The rate of domestic violence against women was highest in Africa, the Middle East and Southeast Asia, where 37 percent of women experienced physical or sexual violence from a partner at some point in their lifetime. The rate was 30 percent in Latin and South America and 23 percent in North America. In Europe and Asia, it was 25 percent.

Some experts said screening for domestic violence should be added to all levels of health care, such as obstetric clinics.

"It's unlikely that someone would walk into an ER and disclose they've been assaulted," said Sheila Sprague of McMaster University in Canada, who has researched domestic violence in women at orthopedic clinics. She was not connected to the WHO report.

"Over time, if women are coming into a fracture clinic or a pre-natal clinic, they may tell you they are suffering abuse if you ask," she said.

For domestic violence figures, scientists analyzed information from 86 countries focusing on women over the age of 15. They also assessed studies from 56 countries on sexual violence by someone other than a partner, though they had no data from the Middle East. WHO experts then used modeling techniques to fill in the gaps and to come up with global estimates for the percentage of women who are victims of violence.
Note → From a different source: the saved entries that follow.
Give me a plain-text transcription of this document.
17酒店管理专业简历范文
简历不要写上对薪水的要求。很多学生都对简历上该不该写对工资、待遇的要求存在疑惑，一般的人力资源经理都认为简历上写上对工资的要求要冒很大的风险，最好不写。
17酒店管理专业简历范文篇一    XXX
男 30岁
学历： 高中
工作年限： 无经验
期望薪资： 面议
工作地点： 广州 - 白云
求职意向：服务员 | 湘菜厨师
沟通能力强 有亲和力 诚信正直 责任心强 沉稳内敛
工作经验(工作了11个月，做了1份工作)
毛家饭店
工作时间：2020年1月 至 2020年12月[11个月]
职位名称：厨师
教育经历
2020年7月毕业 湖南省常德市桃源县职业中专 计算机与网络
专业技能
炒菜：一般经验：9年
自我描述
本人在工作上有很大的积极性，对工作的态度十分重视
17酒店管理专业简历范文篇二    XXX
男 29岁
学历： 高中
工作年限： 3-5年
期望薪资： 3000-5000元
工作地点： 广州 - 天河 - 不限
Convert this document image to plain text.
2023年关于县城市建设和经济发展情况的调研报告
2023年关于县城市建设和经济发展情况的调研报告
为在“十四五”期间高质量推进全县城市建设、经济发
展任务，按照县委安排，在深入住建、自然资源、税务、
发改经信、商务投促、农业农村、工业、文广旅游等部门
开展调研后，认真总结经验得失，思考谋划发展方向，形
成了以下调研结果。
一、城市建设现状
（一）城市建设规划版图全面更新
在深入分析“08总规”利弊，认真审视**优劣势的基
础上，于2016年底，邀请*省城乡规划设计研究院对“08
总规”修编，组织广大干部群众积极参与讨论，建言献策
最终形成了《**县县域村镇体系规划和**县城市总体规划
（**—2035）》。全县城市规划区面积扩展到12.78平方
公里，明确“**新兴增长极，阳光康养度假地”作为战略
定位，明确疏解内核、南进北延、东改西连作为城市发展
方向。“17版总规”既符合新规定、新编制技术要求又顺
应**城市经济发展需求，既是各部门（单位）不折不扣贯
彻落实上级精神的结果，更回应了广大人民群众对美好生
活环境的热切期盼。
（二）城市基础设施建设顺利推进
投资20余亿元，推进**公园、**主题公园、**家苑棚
In a related paper published online in the journal Lancet, researchers found more than 38 percent of slain women are killed by a former or current partner, six times higher than the rate of men killed by their partners. Heidi Stoeckl, one of the authors at the London School of Hygiene and Tropical Medicine, said the figures were likely to be an underestimate. She and colleagues found that globally, a woman's highest risk of murder was from a current or ex-partner.

Stoeckl said criminal justice authorities should intervene at an earlier stage.

"When a woman is killed by a partner, she has often already had contact with the police," she said.

Stoeckl said more protective measures should be in place for women from their partners, particularly when he or she has a history of violence and owns a gun.

"There are enough signs that we should be watching out for that," she said. "We certainly should know if someone is potentially lethal and be able to do something about it."